Поразительные различия между новой российской детской литературой и ее эквивалентом советской эпохи не должны никого удивлять – после 1991 года российская книжная индустрия изменилась радикальным образом. Определяемая рыночными законами, а не централизованной экономикой, современная детская литература явилась порождением совершенно иной инфраструктуры и иного социального контекста. В результате повторяющегося цикла финансовых крахов 1990-х годов, которые привели миллионы семей с детьми к тяжелейшим материальным потерям, произведения для детей и подростков, которые начали публиковаться после окончания советского периода, сразу же перестали изображать детство исключительно счастливой порой. Тяжелейшие условия существования в 1990-х годах огромного, никому точно не известного числа детей и отражение этих тягот в произведениях того времени напоминают нам, что распад государства – это жестокий, травматичный процесс, который по большей части сказывается именно на тех, у кого меньше всего власти, в частности на детях.

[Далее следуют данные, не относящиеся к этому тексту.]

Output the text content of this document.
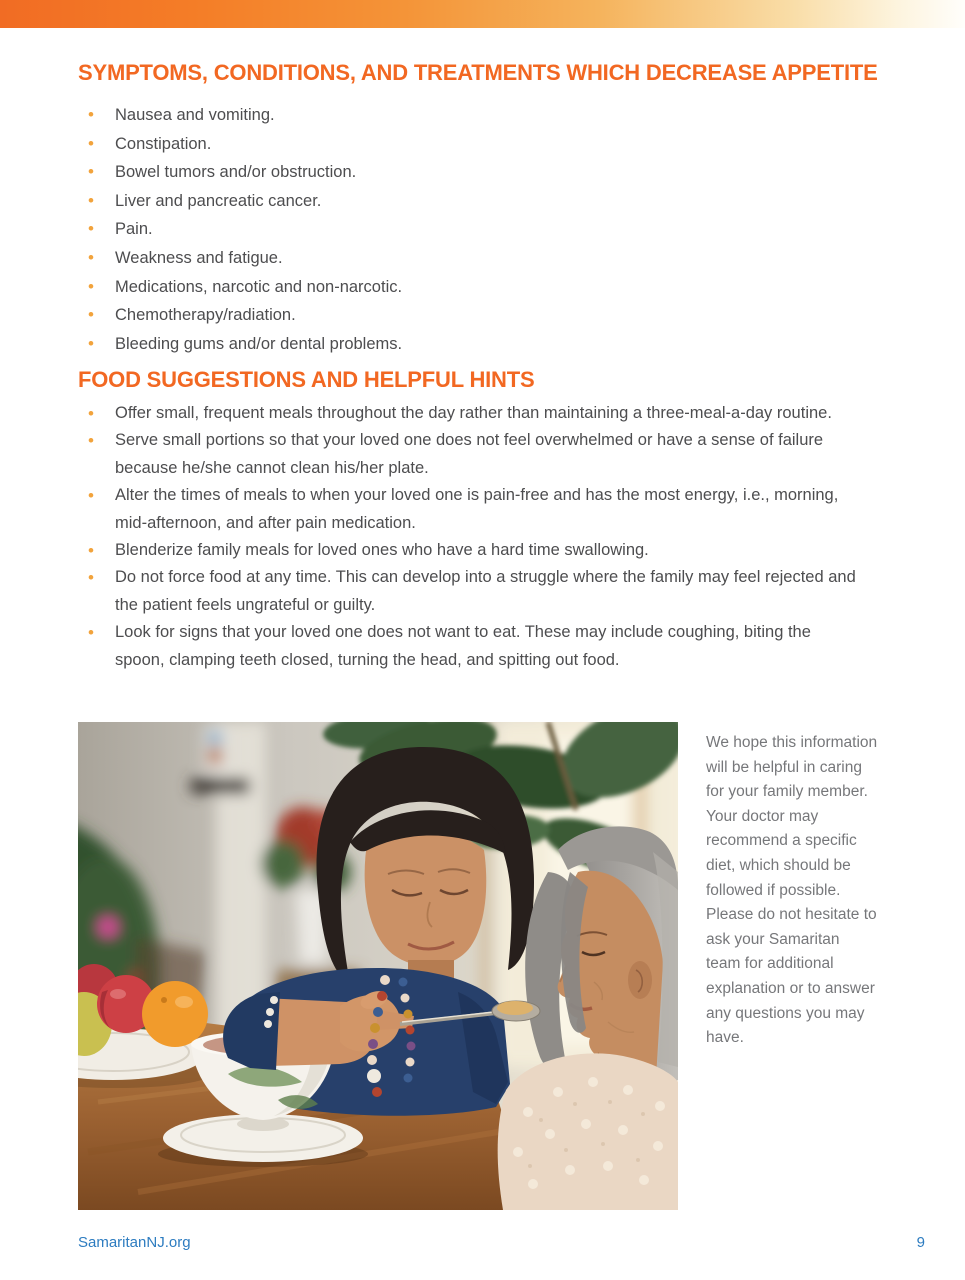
SYMPTOMS, CONDITIONS, AND TREATMENTS WHICH DECREASE APPETITE
•	Nausea and vomiting.
•	Constipation.
•	Bowel tumors and/or obstruction.
•	Liver and pancreatic cancer.
•	Pain.
•	Weakness and fatigue.
•	Medications, narcotic and non-narcotic.
•	Chemotherapy/radiation.
•	Bleeding gums and/or dental problems.
FOOD SUGGESTIONS AND HELPFUL HINTS
•	Offer small, frequent meals throughout the day rather than maintaining a three-meal-a-day routine.
•	Serve small portions so that your loved one does not feel overwhelmed or have a sense of failure because he/she cannot clean his/her plate.
•	Alter the times of meals to when your loved one is pain-free and has the most energy, i.e., morning, mid-afternoon, and after pain medication.
•	Blenderize family meals for loved ones who have a hard time swallowing.
•	Do not force food at any time. This can develop into a struggle where the family may feel rejected and the patient feels ungrateful or guilty.
•	Look for signs that your loved one does not want to eat. These may include coughing, biting the spoon, clamping teeth closed, turning the head, and spitting out food.
We hope this information will be helpful in caring for your family member. Your doctor may recommend a specific diet, which should be followed if possible. Please do not hesitate to ask your Samaritan team for additional explanation or to answer any questions you may have.
SamaritanNJ.org	9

Однако, успешно разоблачая советский миф о счастливом детстве, создатели новой литературы не отказались от продолжения русских литературных традиций как таковых: они обсуждали сложнейшую российскую историю с той прямотой, которой недоставало государственным школьным программам, честно и достоверно описывая развал государственных, в том числе и школьных, структур. Многие современные детские авторы в своих книгах прямо цитировали произведения советской эпохи и дореволюционной классики, таким образом помещая самих себя в рамки живого русского литературного канона4
. Эти авторы включали в свой репертуар такие популярные в мире жанры, как литература young adult, но считали себя частью русской традиции, которая всегда сразу же отзывалась на присущие каждому времени социальные болезни. Такая ситуация отражала давние споры, начавшиеся еще в середине XIX столетия, когда славянофилы и западники постоянно обсуждали взаимодействие явных внешних влияний на культурное развитие России и более самобытных отечественных течений5.Важным аспектом постсоветской литературы для детей и подростков являлась ее прямая перекличка с тенденциями развития детского книгоиздания 1920-х годов. Оба эти периода характеризовались тем, что замена, каждый раз на противоположную, умирающей политической системы заставляла снова и снова обсуждать тему детской социализации и роль литературы в этом процессе. Революционная литература 1920-х и революционная литература 1990-х годов оказались крайними точками советского эксперимента, поскольку знаменовали собой начало и конец государственного проекта по достижению социального равенства путем воспитания в духе коллективизма. Это утопическое видение поначалу выглядело удивительно светлым и невероятно радужным, но под конец мучительно выцвело. В 1920-х годах взрослые, представлявшие себе детей природными коллективистами и будущими коммунистами, видели иные исторические перспективы, нежели взрослые в 1990-х и начале 2000-х годов, когда эти взрослые оказались свидетелями огромного ущерба, причиняемого детям тем самым государством, которое утверждало, что воспитывает и защищает их. Если писатели 1920-х годов считали детей «сырым материалом», который можно лепить по государственному образу и подобию, то те, кто творил в 1990-х, прожили достаточно внутри советского эксперимента и на себе испытали его принудительную силу; они воспринимали детей носителями перемен, теми, кто сможет построить новую страну на обломках провалившейся советской идеи6
. Как и многие другие взрослые авторы детских книг, писатели начала и конца советской эпохи были склонны подниматься на борт корабля политических перемен со своим собственным багажом.